Since leaving Texas in 2002, the closest I've come to dating someone is a few weeks of regularly watching late night reruns of Law & Order or Mexican wrestling on a couch in a basement. Sad, right? Obviously, I'm not very good at this dating thing.

I tried online dating once. The guy showed up in a giant truck, we took it through the car wash (where I got seasick...I hate car washes), then he tried to talk me into going back to his house for a little co-ed naked hot tubbing. I politely, and then not so politely, declined and he brought me home. No dinner. No movie. Just a trip through a car wash. After that I decided online dating might not be for me.

Now it's 2014, I'm 34, finally in a place where I'm not so socially closed off, and maybe want to date. But there is a problem. I can't seem to get a date. In the last several months, I have found myself hoping that 2 different guys would ask me out. I know...some of you are wondering why I don't ask them out. Interesting story that...  One of them would run away screaming, I think. He's possibly the only other person on the planet as dating deficient as I am. And we're really good friends now so I'm not sure I'm still in the same place when it comes to wanting to date him. As for the other person...that's a long and complicated story...or at least it was in the beginning. We met, we liked, we kissed, we watched TV, but again Fate stepped in and said this isn't the right time. Since then, I've tried to reach out only to get the same response from Fate (and him), it's still bad timing. So now I wait. Either for one of them to pull their head out of Fate's arse or for something else to happen.

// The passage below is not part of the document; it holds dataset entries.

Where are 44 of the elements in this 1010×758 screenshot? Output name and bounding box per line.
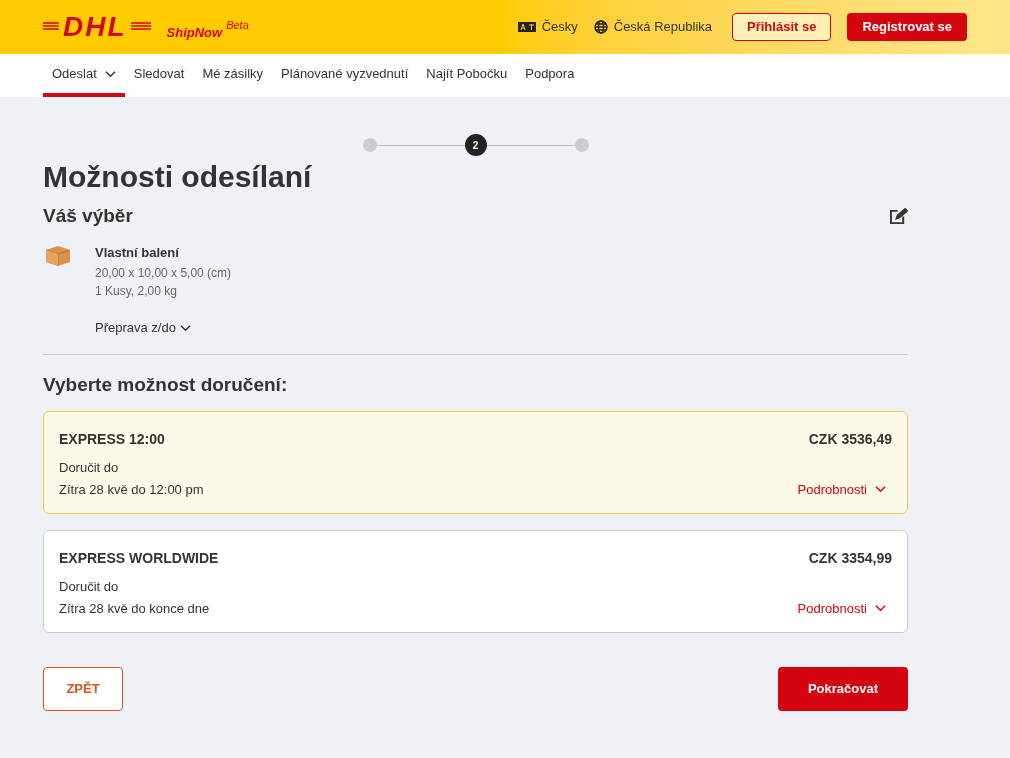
nav-tab[interactable]: Odeslat (43, 54, 125, 97)
logo-text: DHL (63, 13, 127, 41)
delivery-time: Zítra 28 kvě do konce dne (59, 599, 210, 618)
step-current: 2 (464, 134, 487, 156)
delivery-time: Zítra 28 kvě do 12:00 pm (59, 480, 204, 499)
continue-button[interactable]: Pokračovat (778, 667, 908, 711)
chevron-down-icon (179, 323, 191, 332)
nav-tab[interactable]: Najít Pobočku (417, 54, 517, 97)
language-link[interactable]: Česky (541, 17, 578, 37)
option-price: CZK 3536,49 (808, 430, 892, 449)
nav-tab[interactable]: Plánované vyzvednutí (272, 54, 418, 97)
package-name: Vlastní balení (95, 243, 180, 262)
stripes-icon (130, 22, 151, 32)
deliver-label: Doručit do (59, 578, 120, 596)
product-name: ShipNow (166, 24, 223, 43)
country-link[interactable]: Česká Republika (613, 17, 713, 37)
edit-icon[interactable] (889, 207, 908, 225)
box-icon (43, 243, 73, 268)
back-button[interactable]: ZPĚT (43, 667, 123, 711)
details-link[interactable]: Podrobnosti (797, 479, 886, 499)
option-price: CZK 3354,99 (808, 549, 892, 568)
nav-tab[interactable]: Podpora (516, 54, 584, 97)
nav-tab[interactable]: Mé zásilky (193, 54, 273, 97)
stripes-icon (43, 22, 59, 32)
section-heading: Váš výběr (43, 204, 133, 228)
delivery-heading: Vyberte možnost doručení: (43, 372, 289, 397)
package-weight: 1 Kusy, 2,00 kg (95, 283, 178, 300)
package-dimensions: 20,00 x 10,00 x 5,00 (cm) (95, 265, 232, 282)
login-button[interactable]: Přihlásit se (732, 13, 832, 41)
globe-icon (593, 20, 608, 34)
nav-tab[interactable]: Sledovat (124, 54, 194, 97)
register-button[interactable]: Registrovat se (847, 13, 967, 41)
transport-toggle[interactable]: Přeprava z/do (95, 318, 191, 338)
details-link[interactable]: Podrobnosti (797, 598, 886, 618)
chevron-down-icon (875, 485, 886, 494)
translate-icon (517, 22, 536, 32)
delivery-option-card[interactable]: EXPRESS 12:00 CZK 3536,49 Doručit do Zítra 28 kvě do 12:00 pm Podrobnosti (43, 411, 908, 514)
deliver-label: Doručit do (59, 459, 120, 477)
page-title: Možnosti odesílaní (43, 159, 313, 195)
beta-label: Beta (226, 17, 249, 33)
chevron-down-icon (875, 604, 886, 613)
delivery-option-card[interactable]: EXPRESS WORLDWIDE CZK 3354,99 Doručit do Zítra 28 kvě do konce dne Podrobnosti (43, 530, 908, 633)
option-name: EXPRESS 12:00 (59, 430, 165, 449)
option-name: EXPRESS WORLDWIDE (59, 549, 219, 568)
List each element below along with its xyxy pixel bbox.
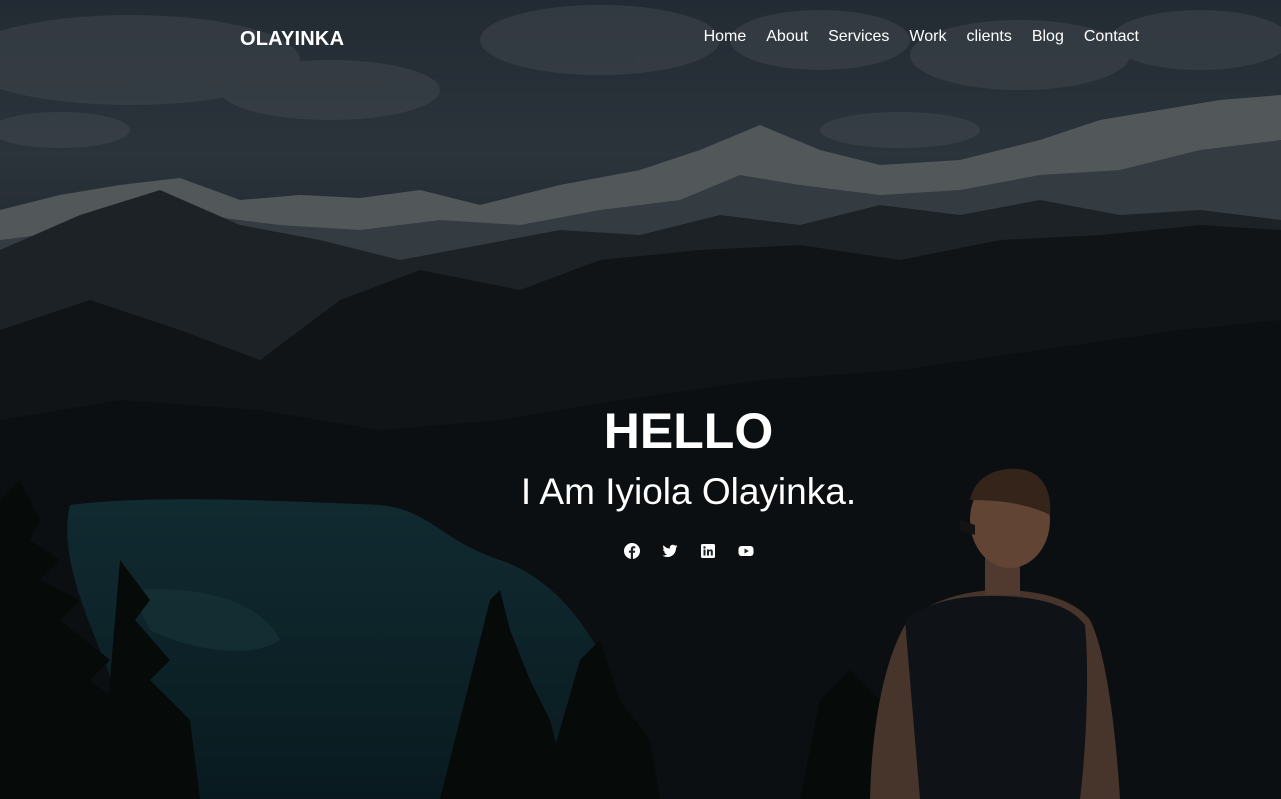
nav-item-contact: Contact bbox=[1074, 27, 1139, 47]
nav-item-work: Work bbox=[899, 27, 956, 47]
site-logo[interactable]: OLAYINKA bbox=[240, 28, 344, 51]
nav-link-home[interactable]: Home bbox=[694, 27, 757, 47]
nav-link-services[interactable]: Services bbox=[818, 27, 899, 47]
nav-link-work[interactable]: Work bbox=[899, 27, 956, 47]
nav-item-blog: Blog bbox=[1022, 27, 1074, 47]
nav-link-clients[interactable]: clients bbox=[956, 27, 1021, 47]
hero-section: OLAYINKA Home About Services Work client… bbox=[0, 0, 1281, 799]
hero-intro: I Am Iyiola Olayinka. bbox=[520, 471, 857, 512]
nav-link-contact[interactable]: Contact bbox=[1074, 27, 1139, 47]
social-links bbox=[0, 542, 1281, 560]
hero-greeting: HELLO bbox=[603, 403, 774, 459]
nav-menu: Home About Services Work clients Blog Co… bbox=[694, 27, 1139, 47]
nav-item-about: About bbox=[756, 27, 818, 47]
nav-link-about[interactable]: About bbox=[756, 27, 818, 47]
nav-item-services: Services bbox=[818, 27, 899, 47]
nav-link-blog[interactable]: Blog bbox=[1022, 27, 1074, 47]
facebook-icon[interactable] bbox=[623, 542, 641, 560]
linkedin-icon[interactable] bbox=[699, 542, 717, 560]
nav-item-clients: clients bbox=[956, 27, 1021, 47]
nav-item-home: Home bbox=[694, 27, 757, 47]
youtube-icon[interactable] bbox=[737, 542, 755, 560]
twitter-icon[interactable] bbox=[661, 542, 679, 560]
top-navigation: OLAYINKA Home About Services Work client… bbox=[0, 0, 1281, 76]
hero-content: HELLO I Am Iyiola Olayinka. bbox=[0, 400, 1281, 560]
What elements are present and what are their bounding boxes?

Maybe dating isn't an adventure I'm meant to take. I'm OK with that. Relationships seem like a lot of drama and work. I'm not a fan of either of those things. Being single is simple and has served me well for 34 years. To stay single forever doesn't seem like the worst thing. In the mean time, I'll take other adventures. And I'll take those other adventures with friends and when they're not available, by myself. Because I'm not ready to stop saying "Yes" to life.

But I really would like to put on some fancy clothes and be taken out for a nice meal sometime. For research purposes if nothing else.